Os 200 anos de Offenbach, gênio da opereta
“Vim ao mundo na cidade de Colônia; no dia de meu nascimento, lembro perfeitamente que me ninavam com melodias. Toquei pouco todo tipo de instrumentos e muito o violoncelo. Cheguei a Paris com 13 anos. Fui admitido no Conservatório como aluno e como violoncelista na Opéra-Comique e mais tarde como maestro no Théätre Français (...) Em sete anos montei umas 50 operetas. Como compositor, comecei com Les Deux Aveugles, as Duas Cegas. Perdoem-me por minha música ter sido tão tocada. Não vou falar a vocês sobre nenhum de meus sucessos, nem de meus fracassos; o sucesso não me deixou confiante assim com os fracassos não me abateram. Tenho, porém, um vício terrível, invencível: trabalhar sempre. Lamento por aqueles que não gostam de minha música, porque morrerei com certeza com uma melodia na ponta da minha caneta”.
Esta é uma curta autobiografia que Jacques Offenbach, o compositor deste mês na cultura FM, escreveu em 1864, a pedido de um jornalista.
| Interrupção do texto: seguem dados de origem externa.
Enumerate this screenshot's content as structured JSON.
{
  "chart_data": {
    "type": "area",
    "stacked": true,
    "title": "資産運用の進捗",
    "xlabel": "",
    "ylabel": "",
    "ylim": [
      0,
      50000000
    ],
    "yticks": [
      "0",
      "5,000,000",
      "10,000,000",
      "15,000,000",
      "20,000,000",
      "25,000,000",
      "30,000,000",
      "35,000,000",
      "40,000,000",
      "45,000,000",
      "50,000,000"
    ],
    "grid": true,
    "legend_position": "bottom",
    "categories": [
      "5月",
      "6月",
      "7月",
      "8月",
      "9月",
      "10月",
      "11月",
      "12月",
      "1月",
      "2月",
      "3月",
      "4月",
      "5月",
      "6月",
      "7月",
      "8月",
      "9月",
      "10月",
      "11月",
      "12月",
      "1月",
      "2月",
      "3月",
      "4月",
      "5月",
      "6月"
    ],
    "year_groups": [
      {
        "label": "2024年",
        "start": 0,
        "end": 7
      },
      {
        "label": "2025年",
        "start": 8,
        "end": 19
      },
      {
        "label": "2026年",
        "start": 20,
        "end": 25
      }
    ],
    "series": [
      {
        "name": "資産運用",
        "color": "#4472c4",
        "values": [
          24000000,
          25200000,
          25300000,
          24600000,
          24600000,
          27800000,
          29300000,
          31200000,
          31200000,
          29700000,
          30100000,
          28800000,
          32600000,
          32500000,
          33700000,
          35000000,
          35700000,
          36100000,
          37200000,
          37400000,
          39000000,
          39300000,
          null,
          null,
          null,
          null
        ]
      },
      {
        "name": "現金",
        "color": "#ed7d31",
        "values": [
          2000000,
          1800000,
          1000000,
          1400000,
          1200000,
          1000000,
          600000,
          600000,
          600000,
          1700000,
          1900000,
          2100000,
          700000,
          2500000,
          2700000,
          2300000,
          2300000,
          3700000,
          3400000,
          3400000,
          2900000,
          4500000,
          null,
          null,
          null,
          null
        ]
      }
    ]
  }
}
Ele estava com 45 anos – nascera em 1819 -- e curtindo o maior sucesso com suas operetas sensacionais, cheias de duplo sentido, humor corrosivo e também concebido para sempre soar divertido e banal para driblar a censura imposta por Napoleão III.
Offenbach vivia seu período áureo, que pode ser delimitado entre 1855 e 1867. Apesar de eleito, Napoleão III tentou conciliar a burguesia e o proletariado crescente – uma contradição que desembocou numa ditadura e na censura. O vienense Sigfried Kracauer escreveu em seu livro “Offenbach e a paris de seu tempo” que “a opereta só pôde nascer em uma sociedade que levava uma vida de... opereta”. Ao lado do parceiro libretista Ludovic Halevy, sobrinho do compositor Jacques Halévy, Offenbach deitou e rolou. “Construiu um desnudamento ao mesmo tempo impiedoso e desopilante das bases do regime político e social do segundo império”, escrevem Jean e Brigitte Massin em sua ótima “História da Música”. Ao contrário da opereta vienense, a opereta de Offenbach fazia uma sátira dupla: de um lado, parodiava a ópera, e de outro a sociedade para a qual ela se apresenta como um espelho deformante. Assim, Ba-Ta-Clan ironiza Os Huguenotes de Meyerbeer; Orfeu no Inferno satiriza o Orfeu de Gluck; e La Bèlle Hélène faz o mesmo com Guilherme Tell de Rossini. Offenbach construía o cômico operando o choque entre a banalidade das letras e a grandiloquência da música deslocada de seu contexto original. Nesta última, La Belle Hélène, os governantes roubavam e trapaceavam; em La Grande Duchesse, A Grande Duquesa, militares “estrambóticos e irresponsáveis” faziam planos idiotas de guerra, na expressão de Massin.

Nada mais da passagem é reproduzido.